{
  "name": "CLAMS NFA Wrapper",
  "description": "Wraps the [NVIDIA NeMo Forced Aligner tool](https://docs.nvidia.com/nemo-framework/user-guide/latest/nemotoolkit/tools/nemo_forced_aligner.html) to temporally align transcribed text with its audio source. ",
  "app_version": "v1.0",
  "mmif_version": "1.2.0",
  "analyzer_version": "2.7.3",
  "app_license": "Apache 2.0",
  "analyzer_license": "Apache 2.0",
  "identifier": "http://apps.clams.ai/nfa-wrapper/v1.0",
  "url": "https://github.com/clamsproject/app-nfa-wrapper",
  "input": [
    [
      {
        "@type": "http://clams.ai/vocabulary/type/AudioDocument/v2",
        "required": true
      },
      {
        "@type": "http://clams.ai/vocabulary/type/VideoDocument/v2",
        "required": true
      }
    ],
    {
      "@type": "http://clams.ai/vocabulary/type/TextDocument/v2",
      "description": "Text content transcribed from audio input with no existing annotations.",
      "required": true
    }
  ],
  "output": [
    {
      "@type": "http://clams.ai/vocabulary/type/Token/v1",
      "description": "Token from original text split on whitespace. `text` property stores the string value of the token. `start` and `end` properties indicate position of token in entire text. `document` property identifies source text document."
    },
    {
      "@type": "http://clams.ai/vocabulary/type/TimeFrame/v6",
      "description": "TimeFrame annotation representing the source audio segment corresponding to a given transcribed token, with `start` and `end` times given in milliseconds.",
      "properties": {
        "frameType": "speech",
        "timeUnit": "milliseconds"
      }
    },
    {
      "@type": "http://clams.ai/vocabulary/type/Alignment/v1",
      "description": "Alignment between `Token` and `TimeFrame` annotations."
    }
  ],
  "parameters": [
    {
      "name": "model",
      "description": "NeMo ASR model to use.

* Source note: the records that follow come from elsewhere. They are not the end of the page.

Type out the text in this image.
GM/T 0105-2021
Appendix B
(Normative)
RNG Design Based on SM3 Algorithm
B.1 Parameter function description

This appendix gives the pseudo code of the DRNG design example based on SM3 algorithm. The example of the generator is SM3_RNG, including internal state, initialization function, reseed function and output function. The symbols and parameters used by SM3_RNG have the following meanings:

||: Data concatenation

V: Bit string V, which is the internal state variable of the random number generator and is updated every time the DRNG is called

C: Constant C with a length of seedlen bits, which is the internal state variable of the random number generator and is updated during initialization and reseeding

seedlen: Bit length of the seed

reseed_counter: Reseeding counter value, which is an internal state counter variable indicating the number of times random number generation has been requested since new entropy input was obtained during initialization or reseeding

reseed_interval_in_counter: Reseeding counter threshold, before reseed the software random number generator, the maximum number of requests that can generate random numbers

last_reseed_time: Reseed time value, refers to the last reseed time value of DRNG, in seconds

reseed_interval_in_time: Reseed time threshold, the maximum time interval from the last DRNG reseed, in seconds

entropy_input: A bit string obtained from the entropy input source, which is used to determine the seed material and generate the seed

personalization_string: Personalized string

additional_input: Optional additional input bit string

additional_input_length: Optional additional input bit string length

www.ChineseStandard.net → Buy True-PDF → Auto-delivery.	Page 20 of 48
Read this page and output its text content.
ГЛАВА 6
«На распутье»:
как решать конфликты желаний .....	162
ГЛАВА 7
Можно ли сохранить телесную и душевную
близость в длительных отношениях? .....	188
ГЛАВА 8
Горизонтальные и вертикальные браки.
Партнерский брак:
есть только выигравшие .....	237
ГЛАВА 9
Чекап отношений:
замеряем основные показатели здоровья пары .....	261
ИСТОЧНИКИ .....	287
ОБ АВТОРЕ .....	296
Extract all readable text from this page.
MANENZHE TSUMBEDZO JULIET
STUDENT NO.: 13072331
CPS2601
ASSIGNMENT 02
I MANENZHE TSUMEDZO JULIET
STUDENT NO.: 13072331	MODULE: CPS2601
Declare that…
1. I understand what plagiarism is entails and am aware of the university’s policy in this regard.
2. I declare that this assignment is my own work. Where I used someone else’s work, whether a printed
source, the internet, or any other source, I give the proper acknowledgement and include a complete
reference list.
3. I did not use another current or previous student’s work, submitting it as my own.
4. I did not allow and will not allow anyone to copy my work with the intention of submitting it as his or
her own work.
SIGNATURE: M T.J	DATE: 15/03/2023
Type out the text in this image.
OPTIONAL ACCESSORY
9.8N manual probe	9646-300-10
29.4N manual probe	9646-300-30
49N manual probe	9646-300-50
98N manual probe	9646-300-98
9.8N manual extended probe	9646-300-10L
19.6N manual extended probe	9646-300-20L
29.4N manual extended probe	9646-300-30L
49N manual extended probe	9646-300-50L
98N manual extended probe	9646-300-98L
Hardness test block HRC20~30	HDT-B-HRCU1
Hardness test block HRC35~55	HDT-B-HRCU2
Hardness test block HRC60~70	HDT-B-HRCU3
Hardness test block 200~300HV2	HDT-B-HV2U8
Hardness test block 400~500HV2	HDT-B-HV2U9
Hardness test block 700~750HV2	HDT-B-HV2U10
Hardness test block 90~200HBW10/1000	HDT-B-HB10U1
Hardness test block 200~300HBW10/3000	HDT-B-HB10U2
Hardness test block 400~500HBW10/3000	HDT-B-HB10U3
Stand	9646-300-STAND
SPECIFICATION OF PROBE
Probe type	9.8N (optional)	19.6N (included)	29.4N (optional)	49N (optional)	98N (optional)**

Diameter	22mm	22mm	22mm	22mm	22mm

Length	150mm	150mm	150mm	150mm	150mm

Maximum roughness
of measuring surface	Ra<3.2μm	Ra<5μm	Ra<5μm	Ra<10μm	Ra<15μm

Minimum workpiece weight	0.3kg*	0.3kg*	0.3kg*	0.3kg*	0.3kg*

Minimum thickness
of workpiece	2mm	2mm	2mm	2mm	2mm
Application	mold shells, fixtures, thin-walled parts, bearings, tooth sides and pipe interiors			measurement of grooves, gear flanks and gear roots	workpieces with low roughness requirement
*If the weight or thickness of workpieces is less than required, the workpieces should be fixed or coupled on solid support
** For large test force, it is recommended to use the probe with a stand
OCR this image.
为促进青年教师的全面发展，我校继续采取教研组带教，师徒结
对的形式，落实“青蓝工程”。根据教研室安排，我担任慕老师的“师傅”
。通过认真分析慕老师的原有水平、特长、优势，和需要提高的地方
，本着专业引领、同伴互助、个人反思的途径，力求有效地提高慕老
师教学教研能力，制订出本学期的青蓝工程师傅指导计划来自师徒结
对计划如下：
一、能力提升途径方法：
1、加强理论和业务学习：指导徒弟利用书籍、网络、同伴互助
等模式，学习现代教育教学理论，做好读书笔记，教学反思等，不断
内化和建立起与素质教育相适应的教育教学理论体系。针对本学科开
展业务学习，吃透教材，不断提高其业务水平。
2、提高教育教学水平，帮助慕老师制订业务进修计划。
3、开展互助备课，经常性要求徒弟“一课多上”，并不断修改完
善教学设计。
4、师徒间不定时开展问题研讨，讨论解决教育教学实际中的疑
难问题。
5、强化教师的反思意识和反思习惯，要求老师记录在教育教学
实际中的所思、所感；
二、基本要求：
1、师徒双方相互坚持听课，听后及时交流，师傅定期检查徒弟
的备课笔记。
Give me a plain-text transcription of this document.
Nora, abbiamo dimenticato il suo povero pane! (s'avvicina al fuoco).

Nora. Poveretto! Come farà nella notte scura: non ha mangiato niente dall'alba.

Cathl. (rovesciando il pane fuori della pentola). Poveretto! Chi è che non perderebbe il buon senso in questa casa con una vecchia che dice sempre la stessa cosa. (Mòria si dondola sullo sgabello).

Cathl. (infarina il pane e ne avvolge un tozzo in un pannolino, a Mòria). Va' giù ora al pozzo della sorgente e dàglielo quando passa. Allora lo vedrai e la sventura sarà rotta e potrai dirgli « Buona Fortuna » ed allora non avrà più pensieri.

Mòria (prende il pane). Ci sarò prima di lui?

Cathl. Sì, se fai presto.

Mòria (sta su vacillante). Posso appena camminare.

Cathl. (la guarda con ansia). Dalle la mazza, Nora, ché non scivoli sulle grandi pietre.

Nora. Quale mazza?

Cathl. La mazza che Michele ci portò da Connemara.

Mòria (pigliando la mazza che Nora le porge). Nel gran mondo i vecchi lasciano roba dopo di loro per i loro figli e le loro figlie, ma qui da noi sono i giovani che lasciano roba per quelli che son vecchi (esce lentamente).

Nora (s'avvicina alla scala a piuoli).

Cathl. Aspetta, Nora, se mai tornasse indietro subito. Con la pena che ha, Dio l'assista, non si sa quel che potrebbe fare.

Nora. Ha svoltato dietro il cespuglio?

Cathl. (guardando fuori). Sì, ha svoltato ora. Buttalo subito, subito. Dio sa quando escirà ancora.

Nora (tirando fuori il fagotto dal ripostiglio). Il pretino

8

Choices: fc_hybrid, parakeet, conformer, fc_ctc. By default, the fc_hybrid model will be used.",
      "type": "string",
      "choices": [
        "fc_hybrid",
        "parakeet",
        "conformer",
        "fc_ctc"
      ],
      "default": "fc_hybrid",
      "multivalued": false
    },
    {
      "name": "pretty",
      "description": "The JSON body of the HTTP response will be re-formatted with 2-space indentation",
      "type": "boolean",
      "default": false,
      "multivalued": false
    },
    {
      "name": "runningTime",
      "description": "The running time of the app will be recorded in the view metadata",
      "type": "boolean",
      "default": true,
      "multivalued": false
    },
    {
      "name": "hwFetch",
      "description": "The hardware information (architecture, GPU and vRAM) will be recorded in the view metadata",
      "type": "boolean",
      "default": false,
      "multivalued": false
    },
    {
      "name": "tfSamplingMode",
      "description": "Sampling mode for TimeFrame annotations. Has no effect when the app does not process TimeFrames. \"representatives\" uses all representative timepoints if present, otherwise skips the TimeFrame. \"single\" uses the middle representative if present, otherwise extracts an image from the midpoint of the start/end interval (midpoint is calculated by floor division of the sum of start and end). \"all\" uses all target timepoints if present, otherwise extracts all images from the time interval.",
      "type": "string",
      "choices": [
        "representatives",
        "single",
        "all"
      ],
      "default": "representatives",
      "multivalued": false
    }
  ]
}